40ClipQ is outside, somewhere in Alameda to be more exact. Ironically, not much of what’s on screen is stuff you have to go outside for; Q mostly counts money, eats snacks and bops to the beat with his homie, which he could also do in his basement. But “Come to My Basement” is for sure a worse song title, and “Come Outside” is 100 seconds of bouncy shit talk that effectively ups the mood. This is music for bringing a date you don’t even care about that much to a Michelin-star restaurant and she’s so out of her element that she can’t order. If you’re reading this and find familiarity in 40ClipQ’s description of “outside,” throw your phone into traffic and never go back in.
Someone must’ve heard that we needed an anthem for the empaths. “Bitches talking shit, that’s not my problem,” the Brooklyn-based chamber-popper airs out over her latest release. You know what rhymes with solitude? Guava juice, hell yeah. If LUCKI’s new drop is top-shelf disaffectedness, “Not My Problem” is heat-seeking unaffectedness. Laila’s flow is like standing under the one functioning cooling vent on the G train, everyone and everything else dissolving away into the etheral realm of None of Our Business.

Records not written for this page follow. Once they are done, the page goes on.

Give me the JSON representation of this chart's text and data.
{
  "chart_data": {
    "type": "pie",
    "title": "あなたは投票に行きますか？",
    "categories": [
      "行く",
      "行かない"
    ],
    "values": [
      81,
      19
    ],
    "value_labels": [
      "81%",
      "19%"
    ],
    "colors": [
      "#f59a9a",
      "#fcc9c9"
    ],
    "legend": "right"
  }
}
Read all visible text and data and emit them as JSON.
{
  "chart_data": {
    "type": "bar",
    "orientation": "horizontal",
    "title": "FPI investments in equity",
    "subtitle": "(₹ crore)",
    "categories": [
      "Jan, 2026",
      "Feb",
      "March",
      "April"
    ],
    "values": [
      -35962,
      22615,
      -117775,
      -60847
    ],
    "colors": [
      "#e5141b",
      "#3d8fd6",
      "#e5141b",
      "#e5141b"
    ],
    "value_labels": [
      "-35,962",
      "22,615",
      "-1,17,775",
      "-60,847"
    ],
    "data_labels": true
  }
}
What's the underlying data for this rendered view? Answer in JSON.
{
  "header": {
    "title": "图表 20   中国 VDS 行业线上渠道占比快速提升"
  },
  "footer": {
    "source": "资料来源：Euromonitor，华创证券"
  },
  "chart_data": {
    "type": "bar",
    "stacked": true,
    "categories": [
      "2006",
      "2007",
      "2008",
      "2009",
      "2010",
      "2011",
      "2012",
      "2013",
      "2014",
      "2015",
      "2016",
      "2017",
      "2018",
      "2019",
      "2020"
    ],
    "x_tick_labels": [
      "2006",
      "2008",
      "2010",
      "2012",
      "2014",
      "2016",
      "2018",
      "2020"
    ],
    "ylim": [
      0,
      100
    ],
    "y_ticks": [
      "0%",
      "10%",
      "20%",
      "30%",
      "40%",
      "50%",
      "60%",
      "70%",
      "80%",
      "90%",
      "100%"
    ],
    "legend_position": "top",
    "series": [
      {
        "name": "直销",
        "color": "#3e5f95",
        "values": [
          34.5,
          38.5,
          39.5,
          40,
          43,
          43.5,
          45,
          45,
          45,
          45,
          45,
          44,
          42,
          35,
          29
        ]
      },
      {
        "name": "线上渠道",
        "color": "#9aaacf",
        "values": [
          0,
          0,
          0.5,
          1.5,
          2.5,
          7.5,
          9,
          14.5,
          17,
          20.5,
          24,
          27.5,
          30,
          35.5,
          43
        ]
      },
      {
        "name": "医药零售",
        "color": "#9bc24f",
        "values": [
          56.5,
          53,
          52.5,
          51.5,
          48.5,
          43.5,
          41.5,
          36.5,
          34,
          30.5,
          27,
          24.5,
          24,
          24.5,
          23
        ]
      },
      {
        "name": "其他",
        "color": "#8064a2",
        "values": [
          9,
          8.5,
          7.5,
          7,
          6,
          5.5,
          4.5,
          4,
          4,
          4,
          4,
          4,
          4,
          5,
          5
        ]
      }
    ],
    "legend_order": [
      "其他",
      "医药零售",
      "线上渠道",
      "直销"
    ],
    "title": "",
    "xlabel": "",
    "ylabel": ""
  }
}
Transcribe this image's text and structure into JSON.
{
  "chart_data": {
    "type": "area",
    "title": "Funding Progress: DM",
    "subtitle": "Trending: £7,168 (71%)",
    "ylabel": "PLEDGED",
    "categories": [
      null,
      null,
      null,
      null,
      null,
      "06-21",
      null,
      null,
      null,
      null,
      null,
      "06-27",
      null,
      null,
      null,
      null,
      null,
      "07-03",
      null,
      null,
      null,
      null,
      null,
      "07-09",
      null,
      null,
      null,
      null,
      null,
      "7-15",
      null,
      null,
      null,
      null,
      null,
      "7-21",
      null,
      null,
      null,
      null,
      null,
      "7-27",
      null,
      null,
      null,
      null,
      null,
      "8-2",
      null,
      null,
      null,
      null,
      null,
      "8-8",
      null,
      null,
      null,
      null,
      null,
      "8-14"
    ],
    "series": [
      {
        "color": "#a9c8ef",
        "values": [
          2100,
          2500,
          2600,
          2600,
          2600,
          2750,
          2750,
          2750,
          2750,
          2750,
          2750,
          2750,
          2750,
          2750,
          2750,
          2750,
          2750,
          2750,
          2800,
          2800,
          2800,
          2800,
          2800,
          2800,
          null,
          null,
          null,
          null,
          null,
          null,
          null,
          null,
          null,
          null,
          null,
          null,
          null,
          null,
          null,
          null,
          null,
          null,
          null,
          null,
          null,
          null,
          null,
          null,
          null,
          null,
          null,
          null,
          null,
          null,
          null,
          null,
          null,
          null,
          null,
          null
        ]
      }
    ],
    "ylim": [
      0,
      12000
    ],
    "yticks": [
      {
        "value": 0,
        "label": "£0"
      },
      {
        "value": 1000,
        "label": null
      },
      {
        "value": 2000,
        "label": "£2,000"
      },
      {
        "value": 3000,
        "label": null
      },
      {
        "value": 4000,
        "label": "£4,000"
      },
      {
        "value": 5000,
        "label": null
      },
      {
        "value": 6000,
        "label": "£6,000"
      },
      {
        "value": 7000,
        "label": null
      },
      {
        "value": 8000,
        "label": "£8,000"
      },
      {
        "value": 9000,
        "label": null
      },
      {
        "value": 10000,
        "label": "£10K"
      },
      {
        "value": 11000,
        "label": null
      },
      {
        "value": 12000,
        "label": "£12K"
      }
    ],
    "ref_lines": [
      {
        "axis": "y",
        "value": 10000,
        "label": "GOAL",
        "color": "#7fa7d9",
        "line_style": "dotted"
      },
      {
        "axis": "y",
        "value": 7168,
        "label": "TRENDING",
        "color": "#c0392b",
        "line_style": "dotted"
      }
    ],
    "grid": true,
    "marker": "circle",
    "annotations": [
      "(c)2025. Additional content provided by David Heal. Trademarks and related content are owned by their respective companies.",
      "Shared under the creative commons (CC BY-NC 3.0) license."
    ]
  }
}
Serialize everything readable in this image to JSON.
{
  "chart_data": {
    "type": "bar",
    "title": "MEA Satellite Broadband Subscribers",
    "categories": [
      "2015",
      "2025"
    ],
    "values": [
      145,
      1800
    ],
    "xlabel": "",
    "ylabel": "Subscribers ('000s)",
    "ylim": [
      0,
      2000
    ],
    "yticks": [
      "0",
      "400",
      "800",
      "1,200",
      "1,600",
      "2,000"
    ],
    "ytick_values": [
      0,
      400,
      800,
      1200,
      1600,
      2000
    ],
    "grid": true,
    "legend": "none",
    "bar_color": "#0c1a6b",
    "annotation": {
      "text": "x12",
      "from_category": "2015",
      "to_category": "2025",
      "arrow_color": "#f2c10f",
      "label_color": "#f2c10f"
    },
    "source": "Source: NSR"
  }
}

A brief revisit to the Chupacabra interview that we dropped a few days ago. The singles are singling — sunshine G-funk raps with Game, Jay Worthy and Larry June cannot and will not fail around these parts — but “A Quik Message” is one of the essential new songs from Compton’s premier pick-and-roll duo. It’s jazzy and cinematic, the beat tabulating a stage and runway, as if a pivotal character is getting introduced to the movie. “XXL wanna erase me from history / what is DJ Quik, a mystery?” We don’t rap beef, as our readership is well aware, but we would be mortified at the mere idea of not including DJ Quik on our “all-time best” lists. “And like that…we’re gone.”